Sarmale are even to be found in East Asia, where they're known as bai cai juan in China, rōru kyabetsu in Japan, and cải bắp cuốn in Vietnam. (And I apologise to anyone for whom the Vietnamese text is displayed in a borkish manner.)
On the other side of the planet, in Argentina, Dominican Republic, Ecuador, Mexico, and Chile sarmale are referred to as niños envuelto - wrapped children (although it's possible that Google is lying to me about this). Brazil's charuto de repolho is much less dodgy-sounding, however... it just means 'cabbage cigar'. As does the Quebecoise, cigares au chou. Phew!
If the Slavs and Hispanics are poetic in their naming of sarmale, the same cannot be said of the Hungarians, Germans, Austrians, French, Italians, Levantines, Egyptians, and Sudanese: töltött káposzta, kohlroulade, krautwickel, chou farci*, involtini di cavolo, malfouf mahshi, and mahshi kuronb all literally translate as stuffed cabbage.
In fairness though, most of the exotic-sounding names I've mentioned also just translate to stuffed cabbage or cabbage rolls!

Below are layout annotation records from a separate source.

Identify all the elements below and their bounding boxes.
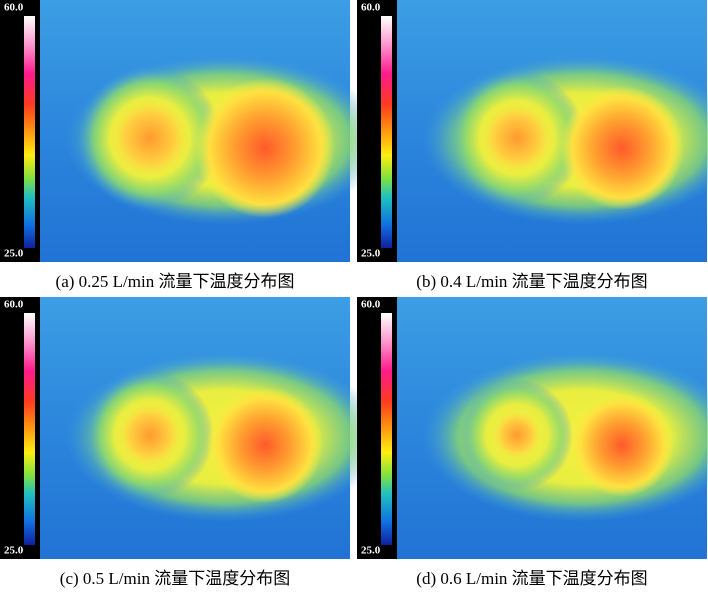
hot-spot [479,100,555,176]
panel: 60.0 25.0 (a) 0.25 L/min 流量下温度分布图 [0,0,385,291]
scale-max: 60.0 [361,2,381,14]
hot-spot [491,409,543,461]
scale-max: 60.0 [361,299,381,311]
scale-min: 25.0 [361,248,381,260]
thermal-image: 60.0 25.0 [357,0,708,262]
hot-spot [116,401,184,469]
scale-min: 25.0 [361,545,381,557]
panel: 60.0 25.0 (b) 0.4 L/min 流量下温度分布图 [357,0,708,291]
scale-max: 60.0 [4,299,24,311]
thermal-image: 60.0 25.0 [357,297,708,559]
hot-spot [207,387,323,503]
caption: (b) 0.4 L/min 流量下温度分布图 [416,272,647,291]
caption: (a) 0.25 L/min 流量下温度分布图 [56,272,295,291]
scale-max: 60.0 [4,2,24,14]
color-bar [24,313,35,545]
panel: 60.0 25.0 (d) 0.6 L/min 流量下温度分布图 [357,297,708,588]
caption: (c) 0.5 L/min 流量下温度分布图 [60,569,290,588]
thermal-image: 60.0 25.0 [0,0,385,262]
thermal-image: 60.0 25.0 [0,297,385,559]
color-bar [24,16,35,248]
color-bar [381,313,392,545]
scale-min: 25.0 [4,545,24,557]
color-bar [381,16,392,248]
hot-spot [108,96,192,180]
scale-min: 25.0 [4,248,24,260]
panel: 60.0 25.0 (c) 0.5 L/min 流量下温度分布图 [0,297,385,588]
hot-spot [560,86,684,210]
caption: (d) 0.6 L/min 流量下温度分布图 [416,569,647,588]
hot-spot [195,78,335,218]
hot-spot [570,393,674,497]
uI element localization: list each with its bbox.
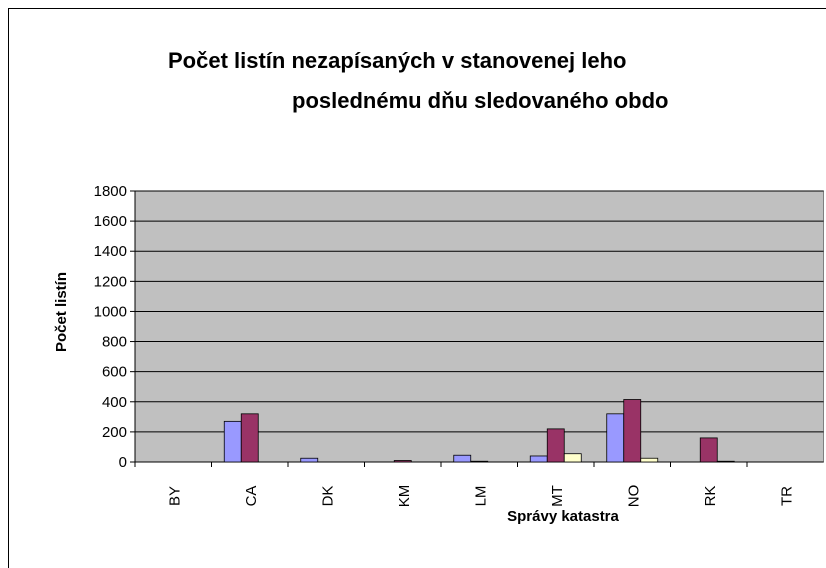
y-tick-label: 800 [102, 334, 127, 351]
bar [640, 457, 659, 463]
y-tick-label: 1400 [94, 243, 127, 260]
y-tick-label: 200 [102, 424, 127, 441]
bar [470, 460, 489, 463]
bar [453, 454, 472, 463]
x-tick-label: BY [166, 486, 183, 506]
bar [563, 453, 582, 463]
x-tick-label: MT [549, 485, 566, 507]
bar [623, 399, 642, 463]
x-axis-label: Správy katastra [507, 508, 619, 525]
y-axis-label: Počet listín [53, 272, 70, 352]
y-tick-label: 1600 [94, 213, 127, 230]
bar [223, 420, 242, 463]
y-tick-label: 0 [119, 454, 127, 471]
bar [300, 457, 319, 463]
y-tick-label: 600 [102, 364, 127, 381]
bar [529, 455, 548, 463]
bar [699, 437, 718, 463]
chart-title: Počet listín nezapísaných v stanovenej l… [168, 48, 626, 73]
y-tick-label: 1000 [94, 303, 127, 320]
bar [393, 460, 412, 463]
x-tick-label: NO [625, 485, 642, 508]
x-tick-label: TR [778, 486, 795, 506]
y-tick-label: 1200 [94, 273, 127, 290]
y-tick-label: 1800 [94, 183, 127, 200]
y-tick-label: 400 [102, 394, 127, 411]
x-tick-label: RK [702, 486, 719, 507]
x-tick-label: KM [396, 485, 413, 508]
bar [546, 428, 565, 463]
bar [716, 460, 735, 463]
x-tick-label: DK [319, 486, 336, 507]
x-tick-label: LM [472, 486, 489, 507]
x-tick-label: CA [243, 486, 260, 507]
bar [606, 413, 625, 463]
chart-title: poslednému dňu sledovaného obdo [292, 88, 668, 113]
bar [240, 413, 259, 463]
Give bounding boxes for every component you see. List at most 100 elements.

* If you've ever wondered why stuffing used to be referred to as 'forcemeat', it's not because it's forced into the cavity of a chicken (for example), it's because it comes from the French, 'farcir' - to stuff.
Of course, native English-speakers are also less poetic - cabbage rolls sound less boring and unappetising than stuffed cabbage... But only just.
Pretty sure that as a kid, I'd have been more likely to want to eat malfouf mahshi than stuffed cabbage rolls!
In Jewish cuisine, cabbage rolls are known as holishkes... and these were my introduction to these little cabbagey wonders, courtesy of my friend, Pinchas, who as well as teaching me how to make bagels, taught me how to make holishkes. They were amazeballs, and I happily ate my bodyweight in them in my early 20s!